The evening sun sinks slowly through the luminous
clouds above the crenelated Rocky Mountain crest
west of Calgary, spilling its golden dusky glow
through the floor-to-ceiling office tower windows
onto the burnished boardroom table and splashing it
into the weary eyes of the fourth-year associate,
breaking her concentration.
Angrily, she glares at the sun
flips a switch to close the drapes
arches her aching back and shoulders
tries without success to rub away her headache
(being well into her twelfth billable hour of the day)
then doggedly locks her mind back onto the shopping
center lease on the table in front of her. By ten
tomorrow morning, every piece of paper in the three-
foot-high stack of documents she is reviewing must be
flawless, quadruplicated and ready for execution.
The setting sun sinks slowly behind the snow-capped
Rocky Mountain crest, pouring its dusky crimson glow
into a large room, well-stocked with toys, in a
thirty-five hundred square foot custom-built home on a
rich suburban ridge west of Calgary, with
a three-car garage
a view of the shadowy foothills to the west
a view of the towering city center to the east
and a 90% mortgage
where a loving nanny hugs a little girl and tucks her into bed.
Where's my blanky?
It is a dirty thing,
you shouldn't have it any more.
I want my blanky!
But you are too old.
No, I'm not! Where's my mommy?
You know your mommy has to work tonight. She wants
you to be good a good girl and do what I say. It is time
for you to go to sleep.
Where's my Daddy?
He is far away, in London England.
Can I call my mommy on the phone and say goodnight?
You called her twice already.
But I have to
say goodnight again!
Okay, you can call her
one more time, but then you must go to sleep.
This is Courtney. I'm in the office today but I can't
come to the phone right now. Please leave a message and
I'll get back to you as soon as I can.
Hi, mommy. I called to say g'night again. Philo won't let me have my blanky. Will you call her please and tell her I can have my blanky? Nighty, night, mommy. Sleep tight.
It's past midnight. Courtney pulls back the drapes,
looks out over the city, sips a keep-me-going coffee.
Only seven more documents to check. I mustn't forget
to change the date on the guarantee. I'll open with,
"Let's get started," and then when everything is signed,
I'll say, "Gentlemen, you just bought yourself a building."
When they're gone, I'll celebrate--the youngest female lawyer
in the firm to do a closing on her own!
What if I blow it? The other associates are jealous,
especially the guys; some of them think I got special treatment
because I'm a woman. To hell with them, I deserve this.
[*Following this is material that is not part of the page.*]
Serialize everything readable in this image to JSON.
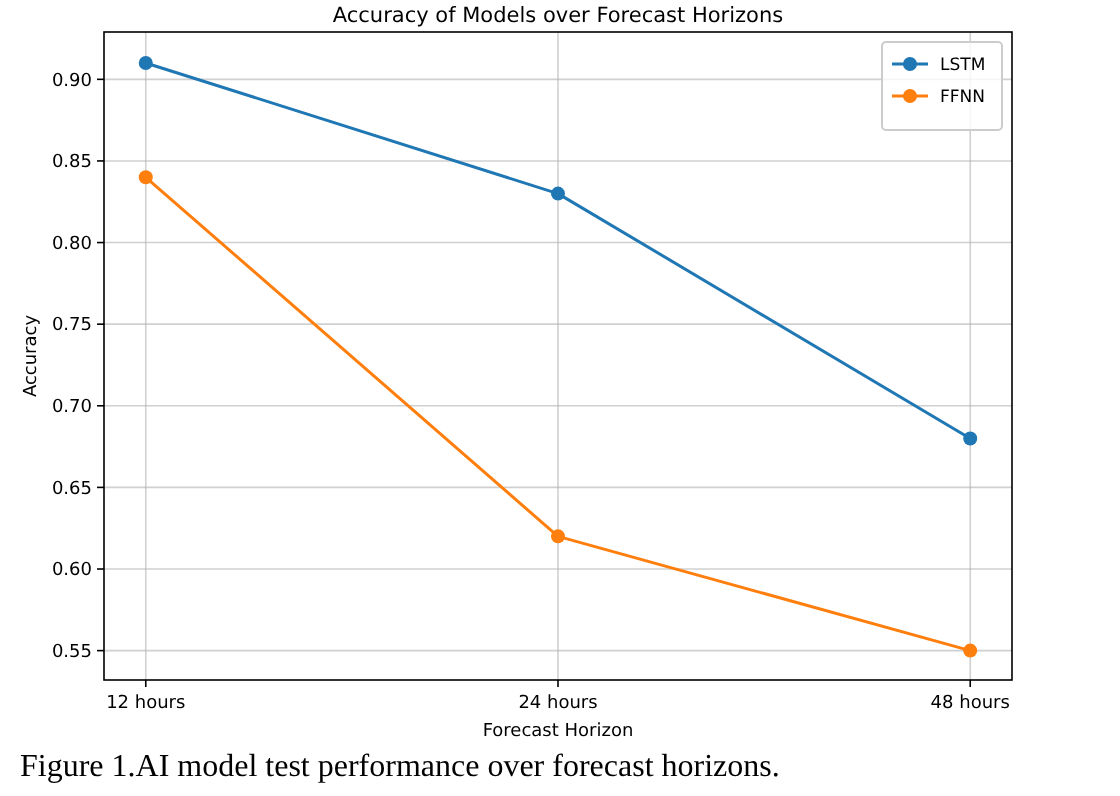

The younger women will be watching too.
Who'd've thought I'd be a role model!
I wonder how Jessica is doing. One day,
she'll be so proud of me.
Everything has fallen into place: she has felt the thrum of excitement
in her solar plexus for days now; it's radiating up through
her body, now that everything is nearly ready.
This must be how a singer feels
the day before a concert.
The partners will be watching. I know I have the talent.
I'll pay my dues and then I'll be partner--
and I am going to make partner:
everyone has always said a bright girl like me can be whatever
I want--and I want to be a partner in this firm.
You are restless tonight.
I can't sleep.
Do you want me to sing you a lullaby?
Sing to me about the sailboats and the palm trees
and the beautiful sun setting over the islands.
We don't have islands in Calgary, do we?
Not like my islands. Some day I will take you to
It's three in the morning. Courtney can hardly see
as she makes her way through the dim, silent halls
to her office to record her time; her head feels like
it is about to split open from behind her eyes
to the nape of her neck, and she knows she has to be
ready to deal with the morning's crises by eight o'clock.
And she's tingling with anticipation! She's ready! All the
transfers, leases, subleases, guarantees, debentures
and assignments are done. All the checklists have been
double-checked. It's like she's finished a massive tapestry
and every stitch is perfect.
She notices her voicemail light is on.
Hi, mommy. I called to say g'night again. Philo won't let me have my
blanky. Will you call her please and tell her I can have my blanky?
Nighty, night, mommy. Sleep tight.
the joyful serenity of a little girl
lying between fresh sheets in a newly made bed
a puff of cool air on her face as
her mother floats her special yellow blanket over her
her blanket enfolding her with security as she gently rubs
its soft silky edge and sinks safely into sleep
the bewildered loneliness of a little girl who can't have her blanket
and the unquenchable grief of a woman watching someone else
raise her daughter so she can make partner.
No one ever told her there would be compromises. No one
ever told her you can't have it all.